US-China: North Korean Nuclear Dance Card
The Korean Peninsula, which is surrounded by superpowers and divided into two countries that are hostile towards each other, is a security hotspot in Northeast Asia. Although military alliances have shifted around the globe after the end of the Cold War, previous ties remain strong in Northeast Asia. The US continues to be a strong ally of both Japan and South Korea. Likewise, China remains a strong ally of North Korea. However, when it comes to the Korean Peninsula the two major powers have different policy priorities and interests. The US wants the Korean Peninsula to be denuclearized and strongly discourages the development of nuclear weapons or any activity that could trigger a military conflict. On the other hand, China also agrees that North Korea should be denuclearized, but considers the stability of the North Korean regime as its top priority. What options does South Korea have to promote its national security, when caught between the competing interests and different policy priorities pursued by the US and China? What kind of leverage can each country use without causing major conflict in the region? Despite their different interests can the US and China peacefully resolve the North Korean problem?

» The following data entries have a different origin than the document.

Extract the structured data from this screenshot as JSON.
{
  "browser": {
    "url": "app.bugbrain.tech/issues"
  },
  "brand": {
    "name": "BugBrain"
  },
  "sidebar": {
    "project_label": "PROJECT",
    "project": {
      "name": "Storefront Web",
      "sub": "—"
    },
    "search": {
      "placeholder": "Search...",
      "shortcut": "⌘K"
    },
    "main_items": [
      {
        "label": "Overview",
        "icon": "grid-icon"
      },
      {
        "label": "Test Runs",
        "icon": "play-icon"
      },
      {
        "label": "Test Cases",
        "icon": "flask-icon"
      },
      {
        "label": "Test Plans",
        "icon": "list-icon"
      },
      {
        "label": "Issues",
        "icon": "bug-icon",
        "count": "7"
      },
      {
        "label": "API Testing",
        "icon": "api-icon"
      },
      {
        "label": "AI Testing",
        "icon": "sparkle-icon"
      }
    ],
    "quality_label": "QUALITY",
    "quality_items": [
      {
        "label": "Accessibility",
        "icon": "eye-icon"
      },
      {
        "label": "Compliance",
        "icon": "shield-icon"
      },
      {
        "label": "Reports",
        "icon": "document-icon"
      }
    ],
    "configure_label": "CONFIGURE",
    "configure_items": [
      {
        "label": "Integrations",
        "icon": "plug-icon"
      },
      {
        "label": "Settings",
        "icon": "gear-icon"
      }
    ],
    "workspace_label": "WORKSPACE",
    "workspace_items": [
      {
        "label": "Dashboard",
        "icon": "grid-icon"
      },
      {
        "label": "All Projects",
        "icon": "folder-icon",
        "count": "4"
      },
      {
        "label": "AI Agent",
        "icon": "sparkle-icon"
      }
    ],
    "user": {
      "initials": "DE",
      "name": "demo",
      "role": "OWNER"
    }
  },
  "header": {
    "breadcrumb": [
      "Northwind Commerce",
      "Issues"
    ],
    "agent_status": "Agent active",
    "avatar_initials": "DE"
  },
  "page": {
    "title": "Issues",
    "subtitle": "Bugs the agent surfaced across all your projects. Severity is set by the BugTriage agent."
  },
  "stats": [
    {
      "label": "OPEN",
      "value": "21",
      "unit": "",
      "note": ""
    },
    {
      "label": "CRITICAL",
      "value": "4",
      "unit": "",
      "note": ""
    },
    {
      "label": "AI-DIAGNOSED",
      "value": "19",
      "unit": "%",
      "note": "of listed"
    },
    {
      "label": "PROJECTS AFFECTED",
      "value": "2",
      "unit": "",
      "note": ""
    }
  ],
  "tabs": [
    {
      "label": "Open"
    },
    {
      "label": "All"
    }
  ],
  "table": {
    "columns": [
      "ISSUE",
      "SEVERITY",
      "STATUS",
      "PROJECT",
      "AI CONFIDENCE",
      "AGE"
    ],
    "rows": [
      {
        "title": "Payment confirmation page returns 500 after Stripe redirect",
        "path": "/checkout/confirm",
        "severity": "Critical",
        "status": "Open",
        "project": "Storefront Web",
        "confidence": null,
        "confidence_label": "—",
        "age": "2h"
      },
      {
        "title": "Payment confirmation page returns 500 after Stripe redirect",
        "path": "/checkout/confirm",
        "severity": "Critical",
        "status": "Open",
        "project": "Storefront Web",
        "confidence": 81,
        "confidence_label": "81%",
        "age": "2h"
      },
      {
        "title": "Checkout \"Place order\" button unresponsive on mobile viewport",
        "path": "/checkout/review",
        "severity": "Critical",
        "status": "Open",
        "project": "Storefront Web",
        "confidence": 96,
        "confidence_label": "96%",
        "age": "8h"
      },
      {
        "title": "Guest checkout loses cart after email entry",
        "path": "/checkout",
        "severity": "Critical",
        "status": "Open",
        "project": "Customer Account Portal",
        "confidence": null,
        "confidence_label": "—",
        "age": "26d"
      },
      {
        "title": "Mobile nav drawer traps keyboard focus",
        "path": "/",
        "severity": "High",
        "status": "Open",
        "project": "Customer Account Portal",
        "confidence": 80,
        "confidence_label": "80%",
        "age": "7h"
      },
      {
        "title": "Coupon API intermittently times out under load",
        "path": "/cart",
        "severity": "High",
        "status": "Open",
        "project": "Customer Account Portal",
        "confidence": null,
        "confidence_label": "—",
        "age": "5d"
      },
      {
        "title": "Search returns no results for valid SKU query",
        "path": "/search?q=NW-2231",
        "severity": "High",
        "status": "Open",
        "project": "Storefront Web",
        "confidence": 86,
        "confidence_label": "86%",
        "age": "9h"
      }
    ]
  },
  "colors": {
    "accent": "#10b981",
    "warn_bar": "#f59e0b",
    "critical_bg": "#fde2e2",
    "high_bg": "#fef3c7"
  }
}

Nuclear Fuel Cycle: Debates on Multilateral Approaches.
There are growing concerns about the dissemination of sensitive nuclear technology worldwide. A number of countries have developed or are developing civilian nuclear energy programs but the storage and disposal of spent nuclear fuel remains a problem. Multilateral approaches towards the nuclear fuel cycle and the strengthening of nonproliferation regimes have been suggested as possible solutions. While many countries aim to close their nuclear fuel cycle, there are only a few countries that have actually closed it, due to political reasons and nonproliferation issues. Under current circumstances, because the Republic of Korea has limited options for nuclear waste disposal and storage and cannot reprocess spent fuel, various multilateral approaches carry serious implications for future use of nuclear energy in the country. This panel will discuss the pros and cons of multilateral approaches. It will also address the technical, political, and economic feasibilities of the multilateral nuclear fuel cycle and its impact on nuclear policy.
Will Iran Go Nuclear?
Iran has defied several UN Security Council resolutions intended to suspend its enrichment of nuclear material and has refused to fully explain its nuclear activities to the International Atomic Energy Agency (IAEA). Some argue that because the government in Tehran is determined to go nuclear, even a successful military strike against Iran’s nuclear facilities would delay its program only for a few years. Given these circumstances, what global or regional implications does a nuclear Iran have? How will other states in the Middle East respond to a nuclear Iran?